Мамаша последовала его примеру после небольшой паузы. Больше эта парочка не интересовала старшего богатыря, и он с видимым облегчением занял свое место рядом с друзьями. В этот момент Илюхе показалось, что ему даже стало легче дышать, во всяком случае, ощущение брезгливости, которое он испытывал подле Студнеслава и Февронии, куда-то пропало вместе с зубной болью.
Жители Малого Халявца настолько утомили старшего богатыря, что, вернувшись на свое место, он похлопал своего рогатого друга по плечу и не сильно, но вместе с тем однозначно подтолкнул его в сторону оставшихся подозреваемых.
— Иди, Холмс недоделанный, отрабатывай овсянку.
— Эх, Илюха, сразу видно, что ты не джентльмен, — весьма вежливым гоном отозвался Изя, поправил котелок на голове и уже традиционно набил трубку.
За всеми этими приготовлениями следили Гордон и Старко. Некоторое время назад и тот, и другой пришли в себя и тихо наблюдали за происходящим, старясь не привлекать к себе внимания. Несмотря на не самые теплые отношения друг к другу до задержания, сейчас они стояли буквально плечом к плечу, пытаясь поддержать друг друга в неприятной для них ситуации.
Средний богатырь, как водится, сначала раскурил трубку и только после этого задал простой, как лом, вопрос:
— Выходит, вы во всем виноваты? Коллективный ответ так же не отличался витиеватым слогом.
— Выходит, мы.
Средний богатырь даже не скрывал, что подобный ответ, мягко говоря, был для него неожидан, впрочем, как и для всех остальных.
— А зачем? — Изя выдал первое, что пришло на ум.
— Не знаю, — развел руками Старко.
— Вы же умные ребята, придумаете что-нибудь, — вторил ему Гордон.
Черт крякнул и, копируя свое непосредственное начальство, старательно почесал в затылке. Он отчетливо понимал, что ничего не понимает в происходящем. Между тем князья продолжили запутывать следствие своими странными высказываниями.
— Ты прости нас, Берендей! Родственнички из нас и вправду никудышные.
— Но вот тебе крест, ничего ни против тебя, ни против семьи твоей не задумывали.
— Э-э-э… — протянул Изя, даже не замечая, как трубка выпала из приоткрытого рта, — как это не задумывали? А как же покушение на еще не родившегося ребенка, поджог и похищение княгини?
— Да что ж мы басурмане какие, что ли? — даже немного обиделся Старко. — Как можно на дитя руку поднять!
— Ничего про поджог не слыхивали, а про похищение тем более, — тяжело вздохнув, добавил Гордон, — а теперь твоя воля, казни нас.

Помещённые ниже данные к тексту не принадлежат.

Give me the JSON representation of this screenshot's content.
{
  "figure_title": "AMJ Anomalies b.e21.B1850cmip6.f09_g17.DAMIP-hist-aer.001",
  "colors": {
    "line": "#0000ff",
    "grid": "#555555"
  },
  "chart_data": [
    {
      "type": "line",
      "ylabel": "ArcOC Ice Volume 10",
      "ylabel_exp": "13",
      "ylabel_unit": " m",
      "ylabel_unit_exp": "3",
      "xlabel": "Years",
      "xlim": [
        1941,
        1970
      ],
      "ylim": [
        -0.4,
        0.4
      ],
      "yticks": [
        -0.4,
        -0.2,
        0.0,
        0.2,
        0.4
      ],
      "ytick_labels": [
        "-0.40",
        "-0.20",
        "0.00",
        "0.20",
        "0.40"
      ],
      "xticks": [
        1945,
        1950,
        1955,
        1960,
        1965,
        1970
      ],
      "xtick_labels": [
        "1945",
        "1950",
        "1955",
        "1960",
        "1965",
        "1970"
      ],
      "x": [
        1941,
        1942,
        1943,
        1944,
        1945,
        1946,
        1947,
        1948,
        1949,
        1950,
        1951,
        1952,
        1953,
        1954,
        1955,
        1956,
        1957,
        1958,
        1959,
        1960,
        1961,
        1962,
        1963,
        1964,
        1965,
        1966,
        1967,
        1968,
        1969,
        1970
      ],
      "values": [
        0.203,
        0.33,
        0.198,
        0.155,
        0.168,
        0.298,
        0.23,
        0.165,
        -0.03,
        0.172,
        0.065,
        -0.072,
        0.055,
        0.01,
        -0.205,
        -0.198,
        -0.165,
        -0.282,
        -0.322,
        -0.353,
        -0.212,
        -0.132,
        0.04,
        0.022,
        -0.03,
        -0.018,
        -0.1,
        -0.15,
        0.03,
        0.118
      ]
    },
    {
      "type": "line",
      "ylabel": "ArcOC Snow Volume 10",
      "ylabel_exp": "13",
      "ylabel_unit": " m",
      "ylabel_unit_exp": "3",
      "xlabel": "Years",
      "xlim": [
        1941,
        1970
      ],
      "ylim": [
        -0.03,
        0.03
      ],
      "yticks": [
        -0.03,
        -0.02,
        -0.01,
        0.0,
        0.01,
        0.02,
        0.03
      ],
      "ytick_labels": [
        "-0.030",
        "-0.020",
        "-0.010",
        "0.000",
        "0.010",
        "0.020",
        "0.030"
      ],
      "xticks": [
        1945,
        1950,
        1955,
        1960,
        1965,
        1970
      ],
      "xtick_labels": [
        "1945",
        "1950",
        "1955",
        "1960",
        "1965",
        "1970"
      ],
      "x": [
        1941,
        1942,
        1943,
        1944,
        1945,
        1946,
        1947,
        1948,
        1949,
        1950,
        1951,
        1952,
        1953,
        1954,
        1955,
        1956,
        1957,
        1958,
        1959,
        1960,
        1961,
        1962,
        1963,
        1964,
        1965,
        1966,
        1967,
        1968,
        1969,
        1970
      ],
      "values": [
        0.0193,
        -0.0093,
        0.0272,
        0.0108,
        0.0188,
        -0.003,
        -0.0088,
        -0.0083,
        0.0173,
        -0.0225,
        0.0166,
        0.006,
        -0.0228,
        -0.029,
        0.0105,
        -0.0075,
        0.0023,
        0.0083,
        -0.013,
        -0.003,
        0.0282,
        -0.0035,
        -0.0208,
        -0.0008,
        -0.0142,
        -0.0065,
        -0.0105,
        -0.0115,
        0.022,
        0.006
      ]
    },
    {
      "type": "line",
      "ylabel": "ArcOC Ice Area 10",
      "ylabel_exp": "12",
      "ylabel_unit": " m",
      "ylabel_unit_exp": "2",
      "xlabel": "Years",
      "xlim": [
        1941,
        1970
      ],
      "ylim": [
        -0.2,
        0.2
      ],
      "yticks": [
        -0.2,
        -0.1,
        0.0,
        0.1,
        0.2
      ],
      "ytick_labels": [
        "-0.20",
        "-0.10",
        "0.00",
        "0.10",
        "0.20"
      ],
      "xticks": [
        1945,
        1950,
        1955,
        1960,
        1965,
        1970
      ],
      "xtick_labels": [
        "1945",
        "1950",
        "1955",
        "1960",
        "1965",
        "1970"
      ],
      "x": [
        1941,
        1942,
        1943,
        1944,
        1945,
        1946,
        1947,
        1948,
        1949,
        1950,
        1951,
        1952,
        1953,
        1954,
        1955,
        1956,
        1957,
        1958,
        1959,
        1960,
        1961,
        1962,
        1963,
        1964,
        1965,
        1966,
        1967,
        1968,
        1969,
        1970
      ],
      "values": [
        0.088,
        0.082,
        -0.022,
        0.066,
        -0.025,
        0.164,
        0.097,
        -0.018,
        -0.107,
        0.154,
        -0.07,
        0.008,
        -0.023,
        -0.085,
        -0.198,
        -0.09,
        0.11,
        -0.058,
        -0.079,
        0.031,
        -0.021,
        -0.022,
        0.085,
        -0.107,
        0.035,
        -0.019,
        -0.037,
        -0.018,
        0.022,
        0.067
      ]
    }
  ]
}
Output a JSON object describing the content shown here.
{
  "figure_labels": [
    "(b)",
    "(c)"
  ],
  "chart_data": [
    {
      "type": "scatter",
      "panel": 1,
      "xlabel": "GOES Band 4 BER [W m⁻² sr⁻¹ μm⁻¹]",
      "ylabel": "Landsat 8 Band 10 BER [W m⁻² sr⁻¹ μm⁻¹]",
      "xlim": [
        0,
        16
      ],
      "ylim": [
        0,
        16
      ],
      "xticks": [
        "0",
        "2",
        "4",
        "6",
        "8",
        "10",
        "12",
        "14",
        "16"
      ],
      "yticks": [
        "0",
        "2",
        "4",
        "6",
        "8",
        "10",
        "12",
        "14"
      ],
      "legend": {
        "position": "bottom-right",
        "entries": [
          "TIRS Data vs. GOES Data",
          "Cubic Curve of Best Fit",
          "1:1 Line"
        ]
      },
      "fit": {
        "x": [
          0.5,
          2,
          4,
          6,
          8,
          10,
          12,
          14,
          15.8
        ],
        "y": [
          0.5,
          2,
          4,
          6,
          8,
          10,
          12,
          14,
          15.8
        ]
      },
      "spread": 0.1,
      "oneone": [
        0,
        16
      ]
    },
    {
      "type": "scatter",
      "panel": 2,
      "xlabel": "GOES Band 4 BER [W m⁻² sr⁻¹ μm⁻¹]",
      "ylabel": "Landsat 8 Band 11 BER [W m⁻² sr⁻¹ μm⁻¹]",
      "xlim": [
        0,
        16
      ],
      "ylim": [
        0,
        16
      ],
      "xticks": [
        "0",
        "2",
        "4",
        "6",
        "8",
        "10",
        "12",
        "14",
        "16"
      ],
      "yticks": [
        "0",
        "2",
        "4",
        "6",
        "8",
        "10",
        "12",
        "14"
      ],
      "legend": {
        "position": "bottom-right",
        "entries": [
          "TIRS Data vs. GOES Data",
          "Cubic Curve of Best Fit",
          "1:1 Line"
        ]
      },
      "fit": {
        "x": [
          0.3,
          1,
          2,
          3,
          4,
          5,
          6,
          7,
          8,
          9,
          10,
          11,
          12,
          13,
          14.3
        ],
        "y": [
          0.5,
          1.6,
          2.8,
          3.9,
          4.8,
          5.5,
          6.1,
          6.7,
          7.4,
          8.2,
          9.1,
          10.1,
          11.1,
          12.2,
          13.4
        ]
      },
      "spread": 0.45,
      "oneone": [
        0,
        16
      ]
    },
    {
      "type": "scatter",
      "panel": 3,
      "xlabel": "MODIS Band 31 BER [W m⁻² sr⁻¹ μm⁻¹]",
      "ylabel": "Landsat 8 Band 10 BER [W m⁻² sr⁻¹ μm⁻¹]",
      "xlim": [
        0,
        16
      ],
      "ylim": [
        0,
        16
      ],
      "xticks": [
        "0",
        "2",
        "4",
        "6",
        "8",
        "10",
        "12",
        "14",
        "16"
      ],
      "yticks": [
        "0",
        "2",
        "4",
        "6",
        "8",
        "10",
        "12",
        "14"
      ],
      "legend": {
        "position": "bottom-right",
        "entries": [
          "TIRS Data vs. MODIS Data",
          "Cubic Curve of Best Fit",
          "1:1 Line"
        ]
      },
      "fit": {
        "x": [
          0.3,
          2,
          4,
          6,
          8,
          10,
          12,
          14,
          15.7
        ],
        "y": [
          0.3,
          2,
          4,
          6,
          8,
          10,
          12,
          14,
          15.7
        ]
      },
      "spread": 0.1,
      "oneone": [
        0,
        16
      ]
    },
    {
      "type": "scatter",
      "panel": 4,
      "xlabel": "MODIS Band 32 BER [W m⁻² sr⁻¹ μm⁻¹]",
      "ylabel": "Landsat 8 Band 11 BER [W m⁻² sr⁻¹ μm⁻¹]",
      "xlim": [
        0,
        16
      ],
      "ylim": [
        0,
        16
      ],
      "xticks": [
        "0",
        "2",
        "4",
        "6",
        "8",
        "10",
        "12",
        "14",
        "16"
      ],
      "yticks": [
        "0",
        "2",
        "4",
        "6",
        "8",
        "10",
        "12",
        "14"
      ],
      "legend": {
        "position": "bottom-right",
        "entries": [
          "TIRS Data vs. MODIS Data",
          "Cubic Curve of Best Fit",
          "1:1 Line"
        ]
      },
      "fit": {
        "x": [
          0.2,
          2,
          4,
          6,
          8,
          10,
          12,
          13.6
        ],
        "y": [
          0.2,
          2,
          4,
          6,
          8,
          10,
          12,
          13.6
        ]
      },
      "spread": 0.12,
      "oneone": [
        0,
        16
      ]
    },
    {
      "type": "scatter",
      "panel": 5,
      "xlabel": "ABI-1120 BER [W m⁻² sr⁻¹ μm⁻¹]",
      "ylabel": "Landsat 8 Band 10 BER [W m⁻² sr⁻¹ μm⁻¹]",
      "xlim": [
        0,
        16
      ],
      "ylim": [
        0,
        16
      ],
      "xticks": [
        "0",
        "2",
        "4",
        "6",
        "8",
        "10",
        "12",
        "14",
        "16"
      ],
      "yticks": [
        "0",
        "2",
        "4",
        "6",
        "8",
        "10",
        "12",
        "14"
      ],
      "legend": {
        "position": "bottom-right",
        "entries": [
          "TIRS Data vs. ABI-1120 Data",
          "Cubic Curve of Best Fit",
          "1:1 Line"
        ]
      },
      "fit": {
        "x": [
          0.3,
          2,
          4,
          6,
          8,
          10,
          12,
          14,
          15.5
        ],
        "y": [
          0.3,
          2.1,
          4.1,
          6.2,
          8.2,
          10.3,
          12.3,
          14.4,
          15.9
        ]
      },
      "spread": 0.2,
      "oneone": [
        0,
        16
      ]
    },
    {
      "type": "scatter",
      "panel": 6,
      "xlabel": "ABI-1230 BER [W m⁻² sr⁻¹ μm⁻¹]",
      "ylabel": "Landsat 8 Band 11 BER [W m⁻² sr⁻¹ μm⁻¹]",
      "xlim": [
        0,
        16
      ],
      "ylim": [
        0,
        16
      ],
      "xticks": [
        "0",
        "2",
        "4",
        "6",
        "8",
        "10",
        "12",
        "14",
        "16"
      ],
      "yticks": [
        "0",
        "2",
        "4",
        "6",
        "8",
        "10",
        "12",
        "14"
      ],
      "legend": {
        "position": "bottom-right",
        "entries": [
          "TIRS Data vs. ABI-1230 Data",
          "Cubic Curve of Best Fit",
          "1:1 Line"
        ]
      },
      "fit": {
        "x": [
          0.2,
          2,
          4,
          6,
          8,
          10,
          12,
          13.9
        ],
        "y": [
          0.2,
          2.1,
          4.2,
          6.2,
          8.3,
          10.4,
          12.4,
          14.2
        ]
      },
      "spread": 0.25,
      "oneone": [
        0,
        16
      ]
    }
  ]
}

— Только если можно, в виде исключения, и так сказать, по-родственному, не надо нас на кол.
— И вешать тоже не надо.
— Лучше плаха с топором…
— Дешево и сердито.
Ловко ввернутая фраза из далекого будущего добила черта окончательно.
— Вы чего несете-то?! — заорал он. — Вы виновны или нет, замышляли душегубство или нет?
— Раз мы последние подозреваемые, стало быть, виновны.
— А душегубство, конечно, не замышляли.
— Да ты не нервничай так, служивый. Мы, чай, сами князья, порядок знаем. Ежели для государственной пользы нужно кого казнить, так мы готовы.